Let’s compare this to the rise of streaming services, which saw a growth of 37% during the year 2020. This is due to one simple factor- people were locked in their houses and didn’t have the ability to go anywhere, meaning their only options for entertainment were to either sign up for a streaming service like Netflix, Hulu or Disney+, or watch paint dry.

The coronavirus situation isn’t the only thing driving people to use streaming, as the greater benefits that option has compared to going to the movie theater also play a role. You can have unlimited access to a library of movies and other content for around $7-$15 a month, or you can go to the movie theater, where you might pay $9 or more to view a single film.

One might point out the past resilience of the theater in the face of things like TV and home-video as evidence that it won’t be toppled by streaming. This raises a good question, but the answer lies in not some inherent staying power of the cinema, but in the fact that those formats had limitations and simply did not compete as directly with it. Let’s take Disney as an example. They had no reason to think the launch of their TV channel would threaten the success of their movies and have continued to conduct both businesses for quite some time.

But today, with the Covid-19 pandemic, there is something pushing Disney and other companies away from movie theaters. In order to continue to make a profit, these companies must find other means to distribute their movies to the masses, and the only entertainment industry that is currently booming is streaming. So, many of these companies have an option- either delay the release of their movies until the pandemic is over, which could come at a heavy cost, or distribute them through streaming services and make a profit through subscriptions.
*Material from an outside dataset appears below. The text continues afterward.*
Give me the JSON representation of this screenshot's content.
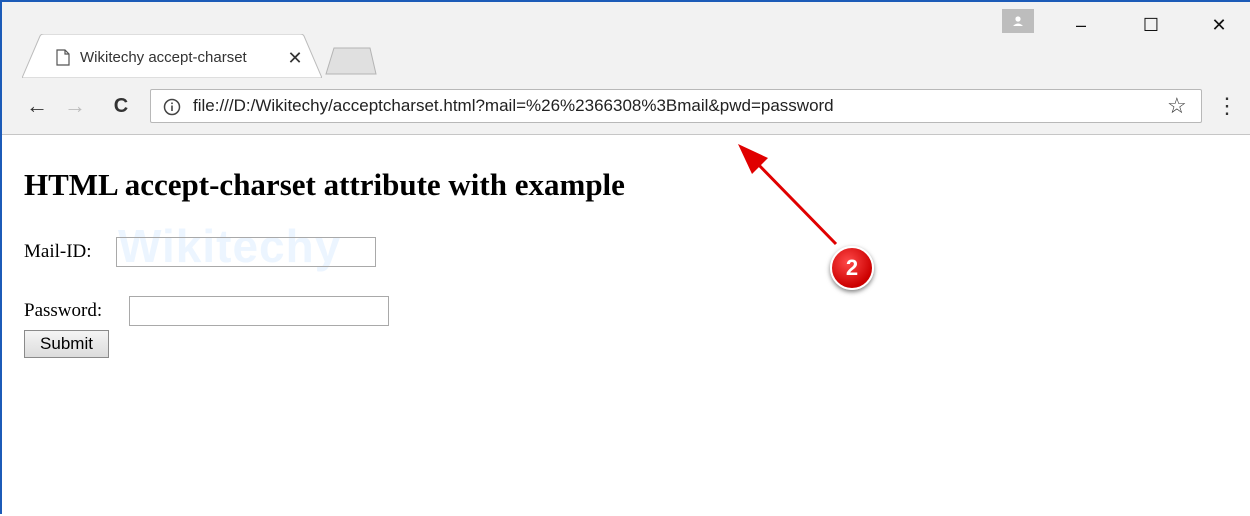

When it comes to the defense of movie theaters, what usually motivates people is nostalgia. Yet, if you strip away the nostalgia, what you end up with is paying around $9 a person to watch one movie, eating overpriced popcorn and sitting in a cold, dark room with strangers for two to three hours. Streaming has already sounded the death knell for the movie rental industry, with Blockbuster filing for chapter 7 bankruptcy back in 2010. I believe it is now time to embrace streaming as the major distribution method for shows and movies.